Money Scale
Young Adults & College
Lesson 21 of 265 min55 XP
Young Adults · Big-ticket decisions

Roommates, rent splits, and the lease you sign

Joint vs individual leases. Splitting bills fairly. Why a household ledger saves friendships.

Joint lease vs individual lease

  • JOINT — everyone is on ONE lease, jointly liable. If one roommate skips rent, the others must cover it.
  • INDIVIDUAL — each person on a separate room lease. You're only responsible for your share. Common at student housing.
Splitting fairly when incomes differ

Two splits work: (1) by INCOME (40% of total income → 40% of rent), (2) by ROOM SIZE (master pays more). Pick before signing. Never re-litigate later.

The household ledger

  • Use Splitwise (free) or a shared spreadsheet.
  • Log every shared expense within 24 hours.
  • Settle balances on the same day every month.
Key idea

Read the lease BEFORE signing. Know your state's security deposit rules — most states cap deposits and require return within 14–30 days. NOLO has a state-by-state guide.

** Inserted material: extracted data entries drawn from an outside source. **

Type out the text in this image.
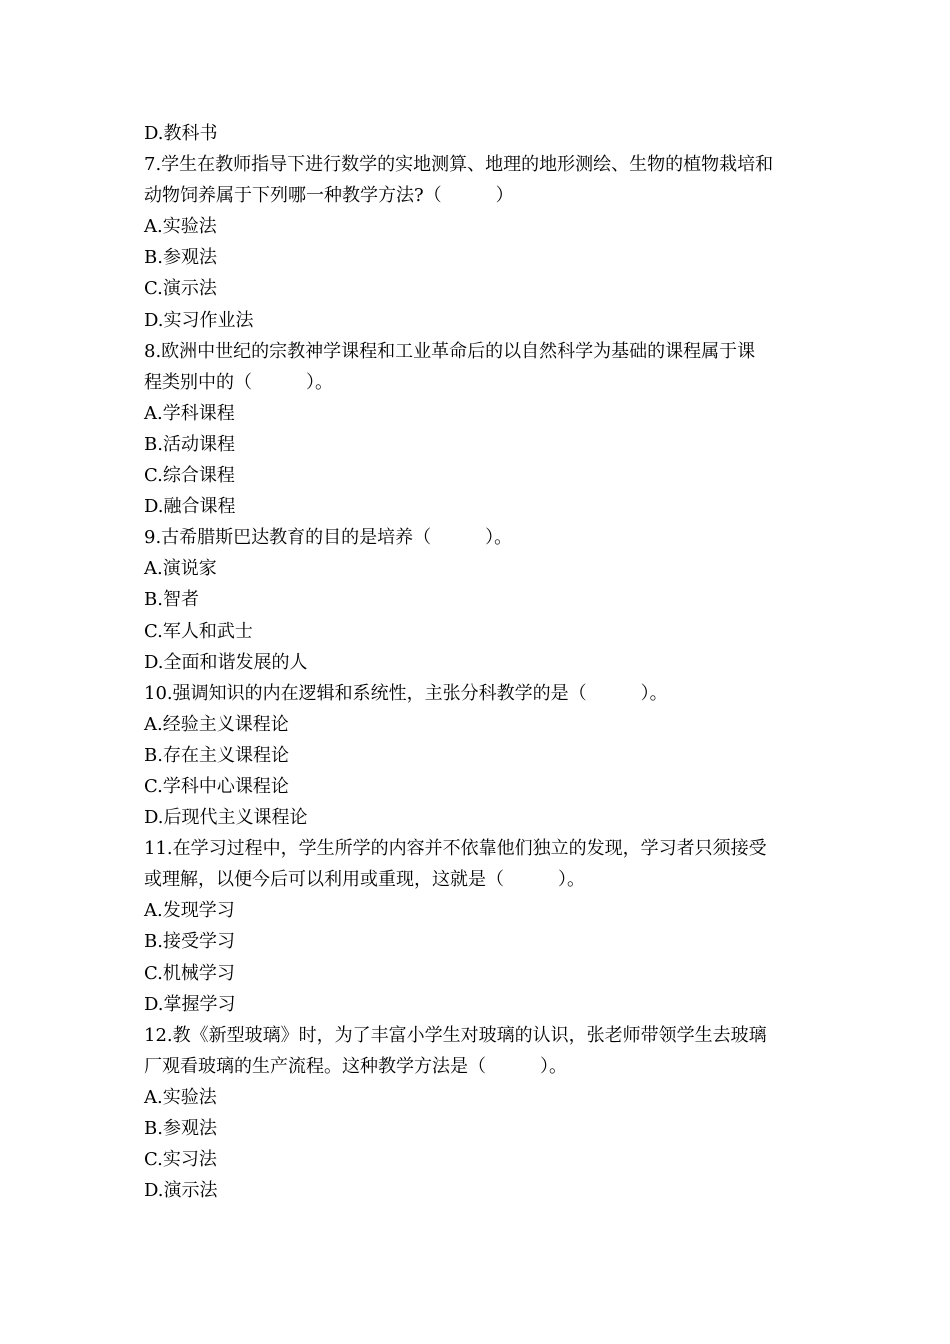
D.教科书
7.学生在教师指导下进行数学的实地测算、地理的地形测绘、生物的植物栽培和
动物饲养属于下列哪一种教学方法?（　　　）
A.实验法
B.参观法
C.演示法
D.实习作业法
8.欧洲中世纪的宗教神学课程和工业革命后的以自然科学为基础的课程属于课
程类别中的（　　　）。
A.学科课程
B.活动课程
C.综合课程
D.融合课程
9.古希腊斯巴达教育的目的是培养（　　　）。
A.演说家
B.智者
C.军人和武士
D.全面和谐发展的人
10.强调知识的内在逻辑和系统性，主张分科教学的是（　　　）。
A.经验主义课程论
B.存在主义课程论
C.学科中心课程论
D.后现代主义课程论
11.在学习过程中，学生所学的内容并不依靠他们独立的发现，学习者只须接受
或理解，以便今后可以利用或重现，这就是（　　　）。
A.发现学习
B.接受学习
C.机械学习
D.掌握学习
12.教《新型玻璃》时，为了丰富小学生对玻璃的认识，张老师带领学生去玻璃
厂观看玻璃的生产流程。这种教学方法是（　　　）。
A.实验法
B.参观法
C.实习法
D.演示法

Real life: meet Three incomes, three rents

Three roommates: $52k, $68k, $41k. Total $161k. Rent is $2,400/mo. They split by income: 32%/42%/26% = $773/$1,008/$619. Lasted 12 months without one resentful conversation.

$2,400 split 32/42/26 by income share

Takeaway

Decide the split BEFORE signing. Use a shared ledger. Read the lease (especially deposit rules). Pick joint vs individual based on how much you trust the worst-case roommate.

Quick check · 55 XP

On a JOINT lease, what happens if one roommate skips rent?

For parents & teachers

Takeaway: Money fights between roommates are usually about unspoken expectations and unread leases.

Try together: Read a real lease together, line by line. Highlight: total rent, deposit, late fee, joint/individual, deposit return timeline.